Abstract

During medical education and training, the values and attitudes of medical students are shaped both by knowledge and by role models. In this study, the aim was to compare the views of first- and final-year students concerning patients with different medical conditions. In the spring of 1998 all first- and final-year medical students at Göteborg and Lund Universities, Sweden, were invited to answer a questionnaire. A total of 20 medical conditions were to be rated on visual analogue scales, according to three aspects: their perceived seriousness, the student's own fear of them and interest in working with these conditions in the future. The overall response rate was 75%. Concerning seriousness, there was a high degree of concordance between the first- and final-year students. Concerning their own fear, the concordance was less pronounced. When the conditions were rated from the aspect of interest, for the final-year students, gastric or duodenal ulcer replaced infection with Ebola virus for the first-year students, among the five highest-ranked conditions.
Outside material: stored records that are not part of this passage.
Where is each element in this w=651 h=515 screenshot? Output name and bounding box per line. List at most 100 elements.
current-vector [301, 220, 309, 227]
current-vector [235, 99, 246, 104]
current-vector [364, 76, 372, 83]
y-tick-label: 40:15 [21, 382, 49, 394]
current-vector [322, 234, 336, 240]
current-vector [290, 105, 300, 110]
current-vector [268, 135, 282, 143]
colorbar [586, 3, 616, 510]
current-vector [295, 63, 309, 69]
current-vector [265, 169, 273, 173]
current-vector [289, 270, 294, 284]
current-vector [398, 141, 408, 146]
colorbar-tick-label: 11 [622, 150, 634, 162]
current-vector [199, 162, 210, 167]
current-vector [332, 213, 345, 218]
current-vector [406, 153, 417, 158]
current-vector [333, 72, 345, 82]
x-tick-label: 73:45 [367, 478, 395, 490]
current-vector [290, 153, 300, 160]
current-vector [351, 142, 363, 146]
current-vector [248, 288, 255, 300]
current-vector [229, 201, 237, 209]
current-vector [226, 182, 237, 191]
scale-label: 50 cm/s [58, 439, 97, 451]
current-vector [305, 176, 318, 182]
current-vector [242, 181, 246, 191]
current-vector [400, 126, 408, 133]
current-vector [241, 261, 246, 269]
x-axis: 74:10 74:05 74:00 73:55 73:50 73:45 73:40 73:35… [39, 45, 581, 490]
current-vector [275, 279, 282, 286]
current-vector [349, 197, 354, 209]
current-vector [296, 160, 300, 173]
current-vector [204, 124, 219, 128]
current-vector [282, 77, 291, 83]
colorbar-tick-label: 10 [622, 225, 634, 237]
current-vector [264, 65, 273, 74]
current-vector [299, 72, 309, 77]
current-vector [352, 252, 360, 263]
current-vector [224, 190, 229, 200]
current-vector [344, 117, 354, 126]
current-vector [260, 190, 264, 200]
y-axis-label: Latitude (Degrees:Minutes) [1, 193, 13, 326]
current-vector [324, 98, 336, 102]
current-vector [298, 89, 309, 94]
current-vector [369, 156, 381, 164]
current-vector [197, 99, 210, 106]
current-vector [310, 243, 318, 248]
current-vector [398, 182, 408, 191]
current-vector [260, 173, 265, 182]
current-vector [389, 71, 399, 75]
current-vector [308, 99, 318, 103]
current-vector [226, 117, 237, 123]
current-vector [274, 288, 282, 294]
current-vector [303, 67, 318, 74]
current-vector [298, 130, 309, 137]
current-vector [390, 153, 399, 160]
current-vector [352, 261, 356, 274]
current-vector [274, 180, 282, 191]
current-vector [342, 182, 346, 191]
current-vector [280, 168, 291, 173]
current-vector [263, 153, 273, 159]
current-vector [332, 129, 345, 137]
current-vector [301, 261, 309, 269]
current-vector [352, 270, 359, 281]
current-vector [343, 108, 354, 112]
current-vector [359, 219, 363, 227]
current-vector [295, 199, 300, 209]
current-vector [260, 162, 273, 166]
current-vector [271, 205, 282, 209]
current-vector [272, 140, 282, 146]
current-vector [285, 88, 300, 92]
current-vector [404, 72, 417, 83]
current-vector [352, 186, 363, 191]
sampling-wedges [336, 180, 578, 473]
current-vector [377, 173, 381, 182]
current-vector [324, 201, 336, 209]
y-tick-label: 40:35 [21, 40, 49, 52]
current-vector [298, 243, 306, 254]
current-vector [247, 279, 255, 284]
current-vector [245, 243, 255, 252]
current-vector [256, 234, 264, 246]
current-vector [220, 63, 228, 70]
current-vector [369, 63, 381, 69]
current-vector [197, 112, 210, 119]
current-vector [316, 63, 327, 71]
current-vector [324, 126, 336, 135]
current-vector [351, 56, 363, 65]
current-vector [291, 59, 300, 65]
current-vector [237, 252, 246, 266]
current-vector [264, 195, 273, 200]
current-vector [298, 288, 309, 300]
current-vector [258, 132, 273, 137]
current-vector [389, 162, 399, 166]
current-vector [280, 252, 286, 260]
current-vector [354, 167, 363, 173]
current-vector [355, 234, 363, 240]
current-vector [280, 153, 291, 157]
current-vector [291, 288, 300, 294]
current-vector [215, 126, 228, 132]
The correlations between seriousness and fear were lower among the final-year students, but this reached statistical significance only in a few cases. A reasonable interpretation of the results is that the values and attitudes of the students were influenced by increased knowledge, as well as by role models encountered during the clinical parts of the training. Conditions less likely to be contracted become less feared, and conditions with effective treatment become more interesting; and the converse was true for each of these changes.